Closed JieLuChen closed 7 months ago
We only use RhythmRegulator here because we have no extra information about the phoneme sequence; we do not know which are vowels and which are consonants. The only thing we know is the word-level phoneme division (the ph_num
). If your suggested implementation require extra information, e. g. phoneme categories, then it may not be suitable for this repository. Introducing these things will make this repository too complicated, but I want it simple and focusing on algorithms.
By the way, the higher rhythm_corr
you get on TensorBoard, the less impact will the forced alignment bring to the durations. In one word, however, the CLI inference is only for basic tests of the model, and it is the OpenUTAU's task to deal with further deployments.
So OpenUTAU does the following alignment --> aligning borders between consonant and vowels to notes Does ds_variance.py also do this implicitly with LengthRegulator and RhythmRegulator?
Or are these two completely different approaches and which one yields better results? Or is it that OpenUTAU (as it is post inferred timings it is an extra alignment process?)
If it is an extra alingment process (in openUTAU) can this be applied to ds_variance.py?

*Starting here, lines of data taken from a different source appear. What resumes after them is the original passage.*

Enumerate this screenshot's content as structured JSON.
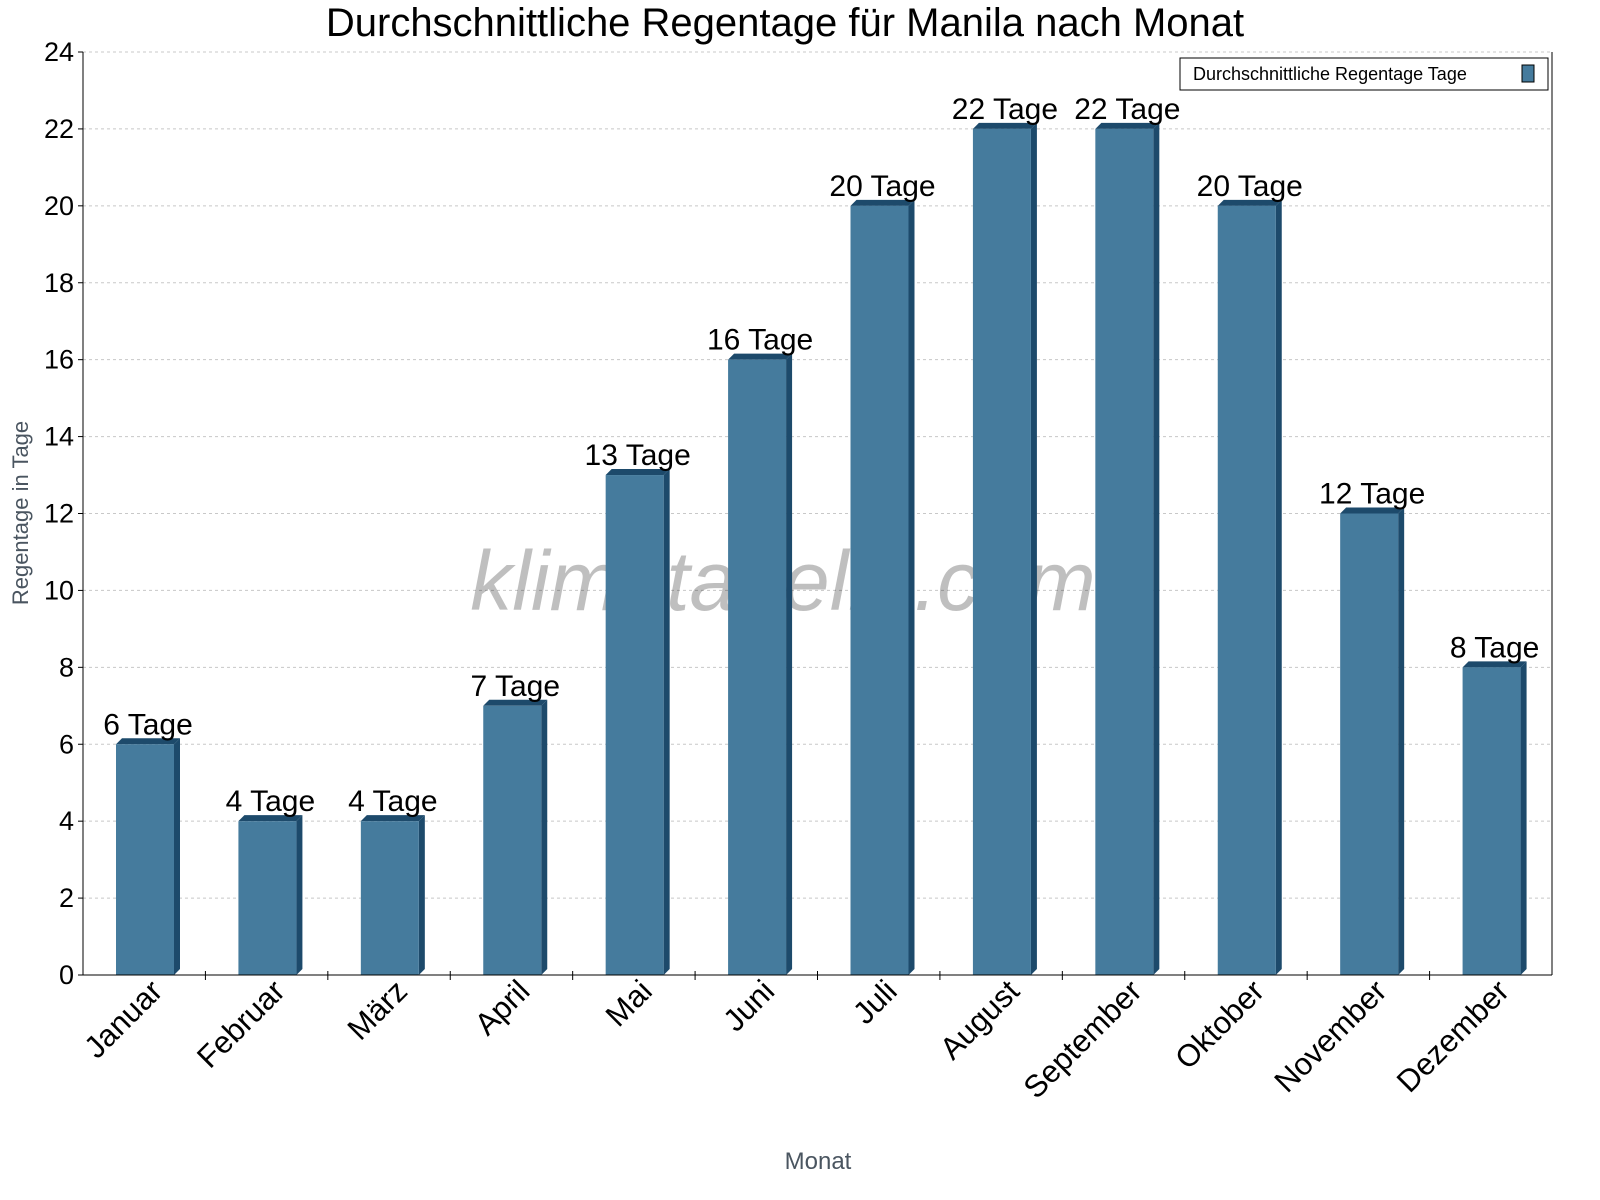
{
  "chart_data": {
    "type": "bar",
    "title": "Durchschnittliche Regentage für Manila nach Monat",
    "xlabel": "Monat",
    "ylabel": "Regentage in Tage",
    "ylim": [
      0,
      24
    ],
    "yticks": [
      0,
      2,
      4,
      6,
      8,
      10,
      12,
      14,
      16,
      18,
      20,
      22,
      24
    ],
    "grid": true,
    "legend_position": "top-right",
    "categories": [
      "Januar",
      "Februar",
      "März",
      "April",
      "Mai",
      "Juni",
      "Juli",
      "August",
      "September",
      "Oktober",
      "November",
      "Dezember"
    ],
    "series": [
      {
        "name": "Durchschnittliche Regentage Tage",
        "values": [
          6,
          4,
          4,
          7,
          13,
          16,
          20,
          22,
          22,
          20,
          12,
          8
        ],
        "labels": [
          "6 Tage",
          "4 Tage",
          "4 Tage",
          "7 Tage",
          "13 Tage",
          "16 Tage",
          "20 Tage",
          "22 Tage",
          "22 Tage",
          "20 Tage",
          "12 Tage",
          "8 Tage"
        ],
        "color": "#457b9d",
        "side_color": "#1d4a6b"
      }
    ],
    "watermark": "klimatabelle.com"
  }
}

UPDATE So it looks like ds_variance.py uses the RhythmRegulator() to correct imings generated by the duration model. But it seems like this does not perform as well as timings alignment as done here (aligning borders between consonant and vowels to notes) https://github.com/xunmengshe/OpenUtau-phonemizers/blob/master/EnunuOnnxPhonemizer/EnunuOnnxPhonemizer.cs
@yqzhishen are you able to implement this timings alignment in ds_variance.py or update RhythmRegulator()?